‘Stand your ground’ should be left to states: Column

President’s call to end such laws is federal government’s attempt to impose its will.
 
By David Rivkin Jr. and Andrew Grossman

After George Zimmerman’s acquittal for shooting Trayvon Martin, President Obama and Attorney General Eric Holder urged the state of Florida to abandon its “stand your ground” law. If this were just taking advantage of a high-profile case to advance a political agenda, that would be bad enough. But the president’s and attorney general’s demands are inappropriate for a more fundamental reason: the federal government trying to impose its will on states.

The debate over where to draw the line between federal and state authority has been hard-fought from the early days of the republic. But the one area where state authority has gone unchallenged is in the power to define criminal laws. The states are better placed than the federal government to respond to local conditions and their citizens’ immediate concerns regarding public safety.

The overwhelming number of ordinary crimes is prosecuted by the states. The federal government lacks the resources and the manpower to take over any substantial portion of them. When a person is prosecuted in federal court, it’s for a federal offense, such as fraud in national financial markets or terrorism. While the federal government has been encroaching on state responsibility to address local crime, federal prosecution still remains the exception.

This division of power reflects the reality that there is not any one-size-fits-all criminal law. The states can and do adopt different approaches to defining crimes to meet their unique needs and their citizens’ preferences. When an innovation works, other states are free to adopt it.

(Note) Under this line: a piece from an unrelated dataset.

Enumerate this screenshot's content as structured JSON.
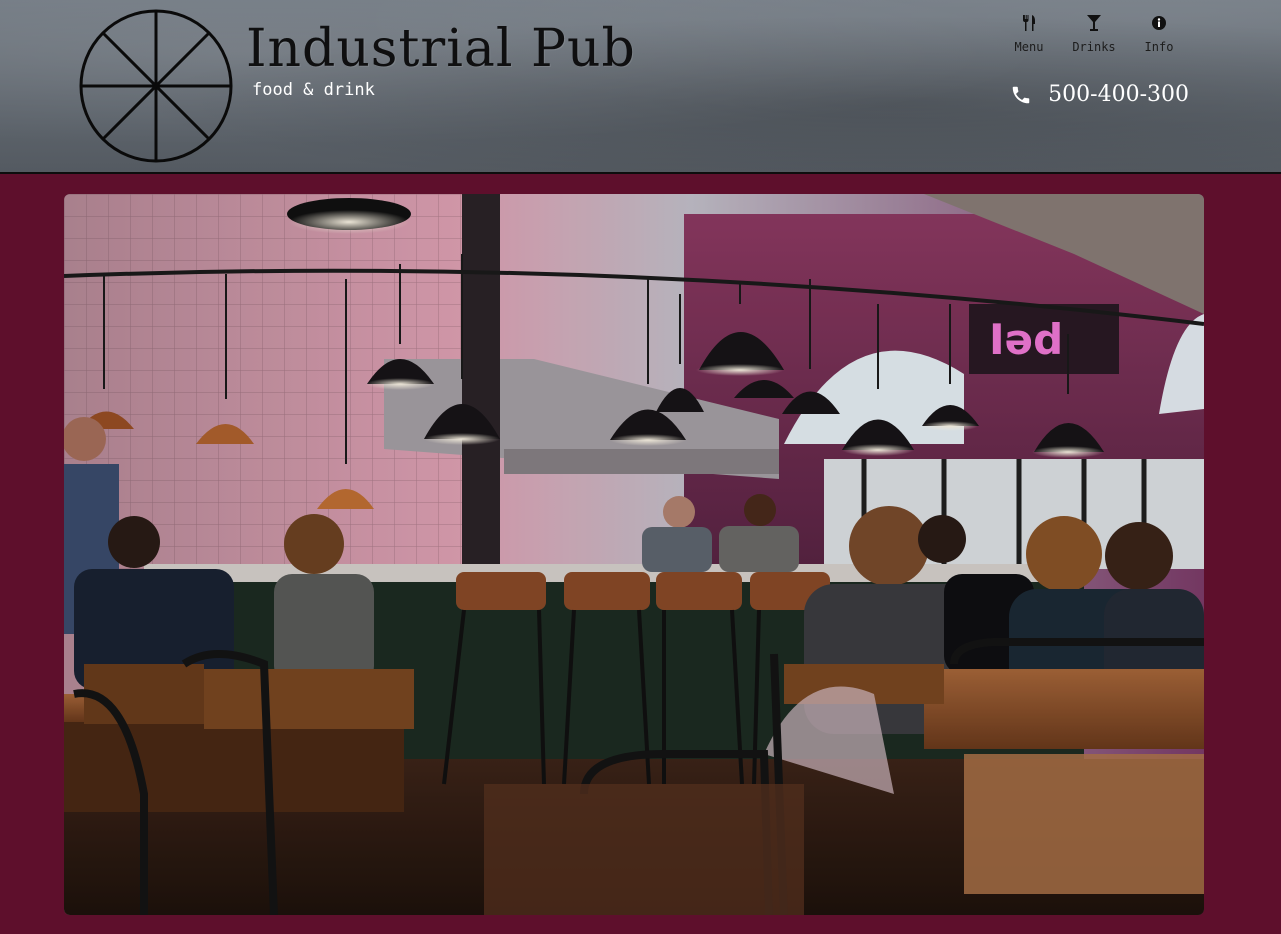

That is how the “stand your ground” defense quickly spread to the majority of the states — 31, according to law professor Eugene Volokh’s count. “Stand your ground” has long been the default rule for self-defense within the home, and more recent statutes, such as Florida’s, extend this protection to public places. The difference is that traditional self-defense puts a victim of an attacker outside the home at risk of conviction if a jury second-guesses whether retreat might have been possible and, if so, at what risk to the victim. “Stand your ground” shifts the focus back to where many believe it should be: the attacker and the attack.

That’s hardly a radical change, and it raises no concern — for example, that such laws are motivated by racial discrimination or produce racially disparate result — that might justify federal meddling. Indeed, a 2012 analysis by Florida’s Tampa Bay Timesfound that black defendants who asserted a “stand your ground” defense went free 66% of the time, slightly more than white defendants. Moreover, blacks took advantage of the defense at a rate nearly twice their proportion of the state population. If blacks are more likely to be victims of violent crime, it only makes sense that they would disproportionately benefit from a stronger right to self-defense.

So then why all the controversy? Blame those who would make a federal issue of states’ legitimate differences of opinion. A virtue of federalism, apparently lost on the president and attorney general, is that there doesn’t have to be only one right answer.

David B. Rivkin Jr. and Andrew M. Grossman practice law in the Washington office of BakerHostetler.